1112.0308 (Casey J. Law et al.)

All Transients, All the Time: Real-Time Radio Transient Detection with Interferometric Closure Quantities    [PDF]

Casey J. Law, Geoffrey C. Bower
We demonstrate a new technique for detecting radio transients based on interferometric closure quantities. The technique is based on the bispectrum, the product of visibilities around a closed-loop of baselines of an interferometer. The bispectrum is calibration independent, resistant to interference, and computationally efficient, so it can be built into correlators for real-time transient detection. Such a system could find celestial transients anywhere in the field of view and localize them to arcsecond precision.
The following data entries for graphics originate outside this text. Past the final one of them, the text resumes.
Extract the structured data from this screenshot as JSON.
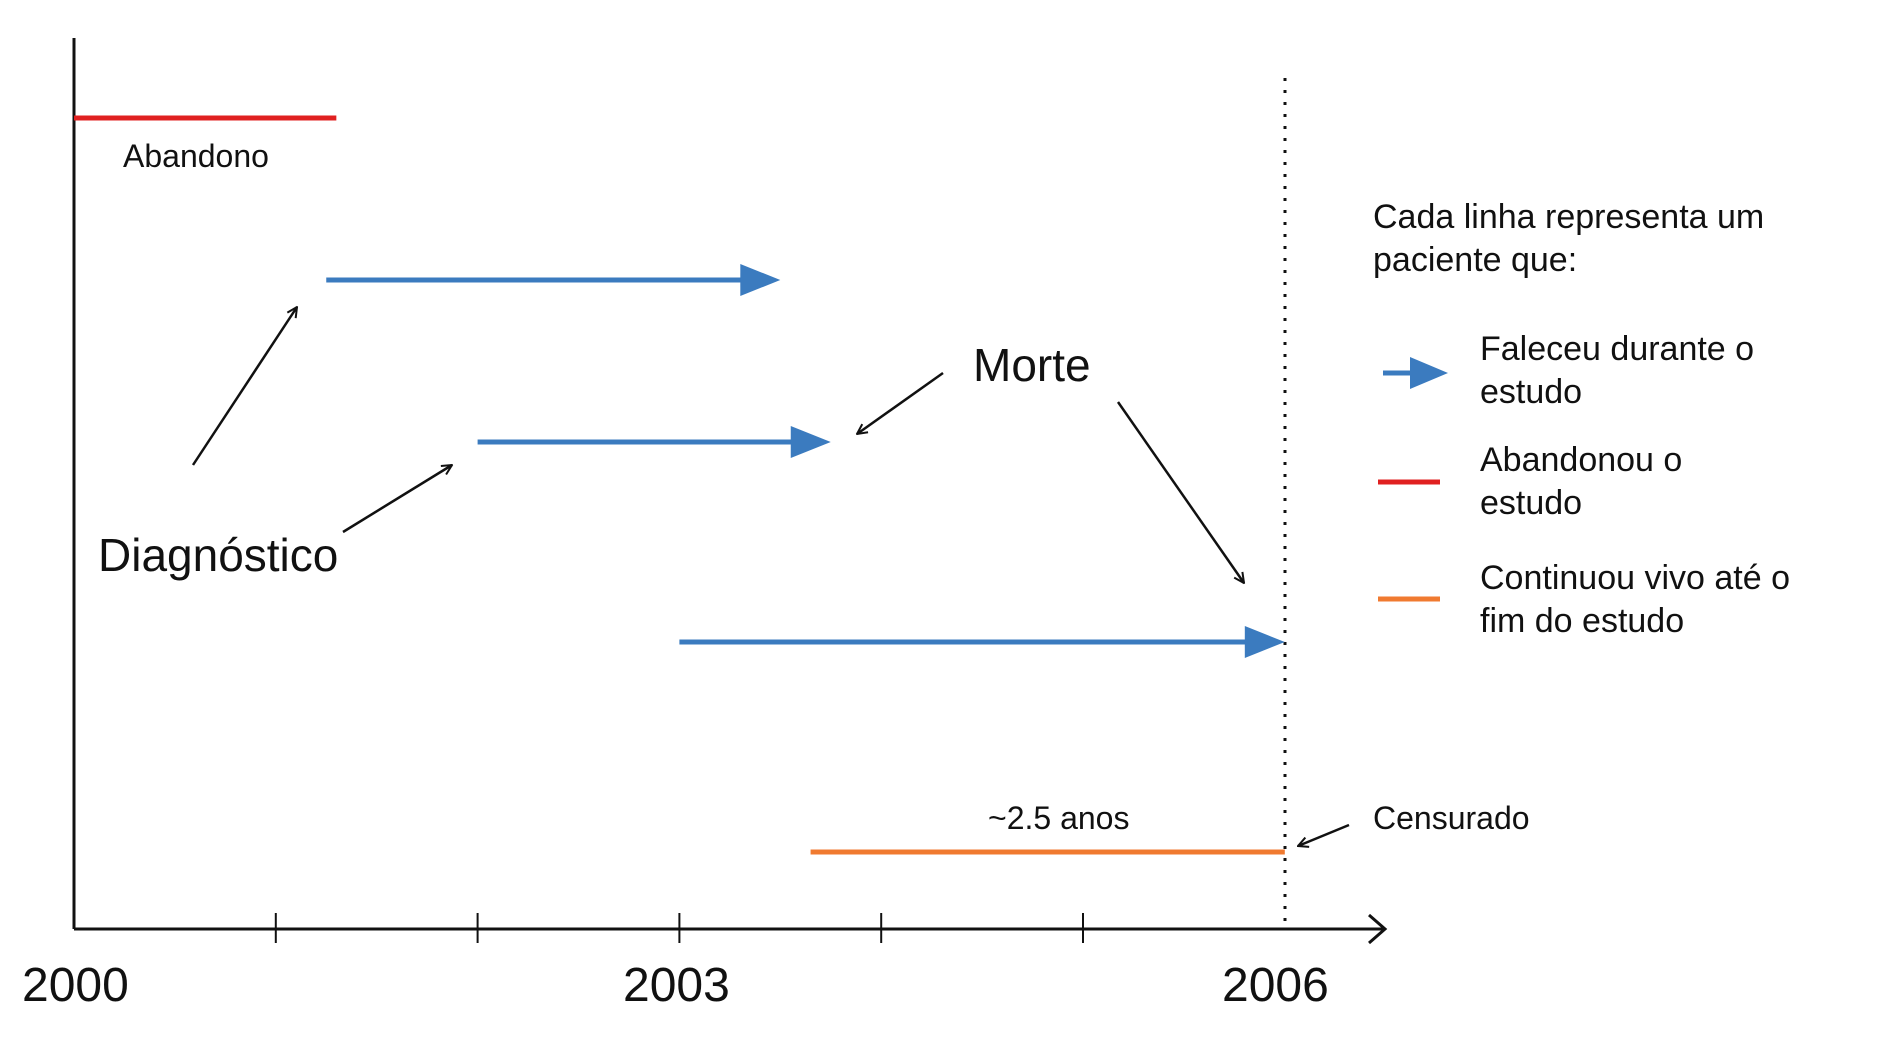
{
  "axis": {
    "x_tick_labels": [
      "2000",
      "2003",
      "2006"
    ],
    "x_range": [
      2000,
      2006.5
    ]
  },
  "patients": [
    {
      "start": 2000.0,
      "end": 2001.3,
      "outcome": "abandoned",
      "label": "Abandono"
    },
    {
      "start": 2001.25,
      "end": 2003.5,
      "outcome": "died"
    },
    {
      "start": 2002.0,
      "end": 2003.75,
      "outcome": "died"
    },
    {
      "start": 2003.0,
      "end": 2006.0,
      "outcome": "died"
    },
    {
      "start": 2003.65,
      "end": 2006.0,
      "outcome": "censored",
      "label": "~2.5 anos"
    }
  ],
  "annotations": {
    "diagnosis": "Diagnóstico",
    "death": "Morte",
    "censored": "Censurado",
    "study_end": 2006.0
  },
  "legend": {
    "title": "Cada linha representa um paciente que:",
    "items": [
      {
        "key": "died",
        "label": "Faleceu durante o estudo",
        "color": "#3b7bbf",
        "icon": "arrow"
      },
      {
        "key": "abandoned",
        "label": "Abandonou o estudo",
        "color": "#e02020",
        "icon": "line"
      },
      {
        "key": "censored",
        "label": "Continuou vivo até o fim do estudo",
        "color": "#f07a30",
        "icon": "line"
      }
    ]
  },
  "colors": {
    "died": "#3b7bbf",
    "abandoned": "#e02020",
    "censored": "#f07a30",
    "axis": "#111111"
  }
}
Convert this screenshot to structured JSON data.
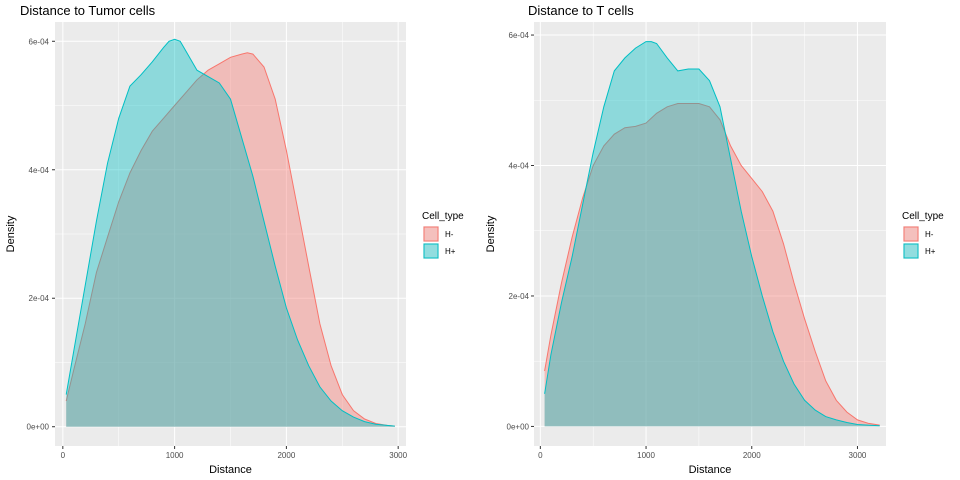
{
  "chart_data": [
    {
      "type": "area",
      "title": "Distance to Tumor cells",
      "xlabel": "Distance",
      "ylabel": "Density",
      "xlim": [
        -70,
        3070
      ],
      "ylim": [
        -3e-05,
        0.00063
      ],
      "xticks": [
        0,
        1000,
        2000,
        3000
      ],
      "xtick_labels": [
        "0",
        "1000",
        "2000",
        "3000"
      ],
      "yticks": [
        0,
        0.0002,
        0.0004,
        0.0006
      ],
      "ytick_labels": [
        "0e+00",
        "2e-04",
        "4e-04",
        "6e-04"
      ],
      "grid": true,
      "legend": {
        "title": "Cell_type",
        "position": "right"
      },
      "series": [
        {
          "name": "H-",
          "color": "#F8766D",
          "fill_opacity": 0.4,
          "x": [
            30,
            100,
            200,
            300,
            400,
            500,
            600,
            700,
            800,
            900,
            1000,
            1100,
            1200,
            1300,
            1400,
            1500,
            1600,
            1650,
            1700,
            1800,
            1900,
            2000,
            2100,
            2200,
            2300,
            2400,
            2500,
            2600,
            2700,
            2800,
            2900,
            2970
          ],
          "y": [
            4e-05,
            9e-05,
            0.00016,
            0.00024,
            0.000295,
            0.00035,
            0.000395,
            0.00043,
            0.00046,
            0.00048,
            0.0005,
            0.00052,
            0.00054,
            0.000555,
            0.000565,
            0.000575,
            0.00058,
            0.000582,
            0.00058,
            0.00056,
            0.00051,
            0.00043,
            0.00034,
            0.00025,
            0.00016,
            9.5e-05,
            5e-05,
            2.5e-05,
            1.2e-05,
            5e-06,
            2e-06,
            1e-06
          ]
        },
        {
          "name": "H+",
          "color": "#00BFC4",
          "fill_opacity": 0.4,
          "x": [
            30,
            100,
            200,
            300,
            400,
            500,
            600,
            700,
            800,
            900,
            950,
            1000,
            1050,
            1100,
            1200,
            1300,
            1400,
            1500,
            1600,
            1700,
            1800,
            1900,
            2000,
            2100,
            2200,
            2300,
            2400,
            2500,
            2600,
            2700,
            2800,
            2900,
            2970
          ],
          "y": [
            5e-05,
            0.00012,
            0.00022,
            0.00032,
            0.00041,
            0.00048,
            0.00053,
            0.000548,
            0.000568,
            0.00059,
            0.0006,
            0.000603,
            0.0006,
            0.000585,
            0.000555,
            0.000545,
            0.000535,
            0.00051,
            0.00045,
            0.00039,
            0.00032,
            0.00025,
            0.000185,
            0.000135,
            9.5e-05,
            6.2e-05,
            4e-05,
            2.5e-05,
            1.5e-05,
            8e-06,
            4e-06,
            2e-06,
            1e-06
          ]
        }
      ]
    },
    {
      "type": "area",
      "title": "Distance to T cells",
      "xlabel": "Distance",
      "ylabel": "Density",
      "xlim": [
        -60,
        3270
      ],
      "ylim": [
        -3e-05,
        0.00062
      ],
      "xticks": [
        0,
        1000,
        2000,
        3000
      ],
      "xtick_labels": [
        "0",
        "1000",
        "2000",
        "3000"
      ],
      "yticks": [
        0,
        0.0002,
        0.0004,
        0.0006
      ],
      "ytick_labels": [
        "0e+00",
        "2e-04",
        "4e-04",
        "6e-04"
      ],
      "grid": true,
      "legend": {
        "title": "Cell_type",
        "position": "right"
      },
      "series": [
        {
          "name": "H-",
          "color": "#F8766D",
          "fill_opacity": 0.4,
          "x": [
            40,
            100,
            200,
            300,
            400,
            500,
            600,
            700,
            800,
            900,
            1000,
            1100,
            1200,
            1300,
            1400,
            1500,
            1600,
            1700,
            1800,
            1900,
            2000,
            2100,
            2200,
            2300,
            2400,
            2500,
            2600,
            2700,
            2800,
            2900,
            3000,
            3100,
            3210
          ],
          "y": [
            8.5e-05,
            0.00014,
            0.00022,
            0.00029,
            0.00035,
            0.0004,
            0.00043,
            0.000448,
            0.000458,
            0.00046,
            0.000465,
            0.00048,
            0.00049,
            0.000495,
            0.000495,
            0.000495,
            0.00049,
            0.00047,
            0.00043,
            0.0004,
            0.00038,
            0.00036,
            0.00033,
            0.00028,
            0.00022,
            0.000165,
            0.000115,
            7e-05,
            4e-05,
            2.2e-05,
            1e-05,
            5e-06,
            2e-06
          ]
        },
        {
          "name": "H+",
          "color": "#00BFC4",
          "fill_opacity": 0.4,
          "x": [
            40,
            100,
            200,
            300,
            400,
            500,
            600,
            700,
            800,
            900,
            1000,
            1050,
            1100,
            1200,
            1300,
            1400,
            1500,
            1600,
            1700,
            1800,
            1900,
            2000,
            2100,
            2200,
            2300,
            2400,
            2500,
            2600,
            2700,
            2800,
            2900,
            3000,
            3100,
            3210
          ],
          "y": [
            5e-05,
            0.00011,
            0.00019,
            0.00026,
            0.00034,
            0.00042,
            0.00049,
            0.000545,
            0.000565,
            0.00058,
            0.00059,
            0.00059,
            0.000587,
            0.000565,
            0.000545,
            0.000548,
            0.000548,
            0.00053,
            0.00049,
            0.00041,
            0.00033,
            0.00026,
            0.0002,
            0.000145,
            0.0001,
            6.5e-05,
            4e-05,
            2.5e-05,
            1.5e-05,
            1e-05,
            6e-06,
            3e-06,
            2e-06,
            1e-06
          ]
        }
      ]
    }
  ]
}
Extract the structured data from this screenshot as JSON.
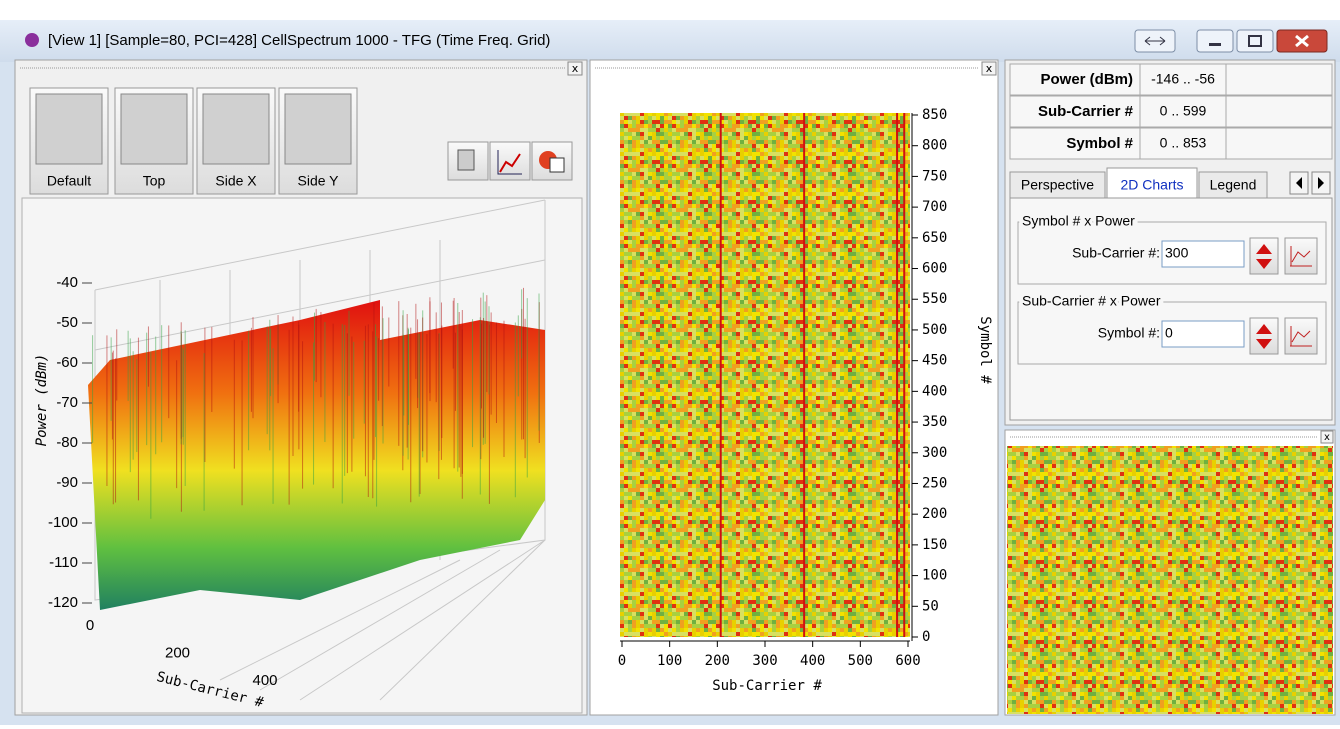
{
  "window": {
    "title": "[View 1] [Sample=80, PCI=428] CellSpectrum 1000 - TFG (Time Freq. Grid)"
  },
  "toolbar": {
    "buttons": [
      "Default",
      "Top",
      "Side X",
      "Side Y"
    ]
  },
  "surface_plot": {
    "z_axis_label": "Power (dBm)",
    "z_ticks": [
      -40,
      -50,
      -60,
      -70,
      -80,
      -90,
      -100,
      -110,
      -120
    ],
    "x_axis_label": "Sub-Carrier #",
    "x_ticks": [
      0,
      200,
      400
    ]
  },
  "heatmap": {
    "x_axis_label": "Sub-Carrier #",
    "xlim": [
      0,
      600
    ],
    "x_ticks": [
      0,
      100,
      200,
      300,
      400,
      500,
      600
    ],
    "y_axis_label": "Symbol #",
    "ylim": [
      0,
      850
    ],
    "y_ticks": [
      0,
      50,
      100,
      150,
      200,
      250,
      300,
      350,
      400,
      450,
      500,
      550,
      600,
      650,
      700,
      750,
      800,
      850
    ]
  },
  "info_table": {
    "rows": [
      [
        "Power (dBm)",
        "-146 .. -56"
      ],
      [
        "Sub-Carrier #",
        "0 .. 599"
      ],
      [
        "Symbol #",
        "0 .. 853"
      ]
    ]
  },
  "tabs": [
    "Perspective",
    "2D Charts",
    "Legend"
  ],
  "groups": [
    {
      "title": "Symbol # x Power",
      "field_label": "Sub-Carrier #:",
      "field_value": "300"
    },
    {
      "title": "Sub-Carrier # x Power",
      "field_label": "Symbol #:",
      "field_value": "0"
    }
  ]
}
At the Expanded Very Large Array (EVLA), such a system would have a high survey speed and a 5-sigma sensitivity of 35 mJy on 10 ms timescales with 1 GHz of bandwidth. The ability to localize dispersed millisecond pulses to arcsecond precision in large volumes of interferometer data has several unique science applications. Localizing individual pulses from Galactic pulsars will help find X-ray counterparts that define their physical properties, while finding host galaxies of extragalactic transients will measure the electron density of the intergalactic medium with a single dispersed pulse. Exoplanets and active stars have distinct millisecond variability that can be used to identify them and probe their magnetospheres. We use millisecond time scale visibilities from the Allen Telescope Array (ATA) and EVLA to show that the bispectrum can detect dispersed pulses and reject local interference. The computational and data efficiency of the bispectrum will help find transients on a range of time scales with next-generation radio interferometers.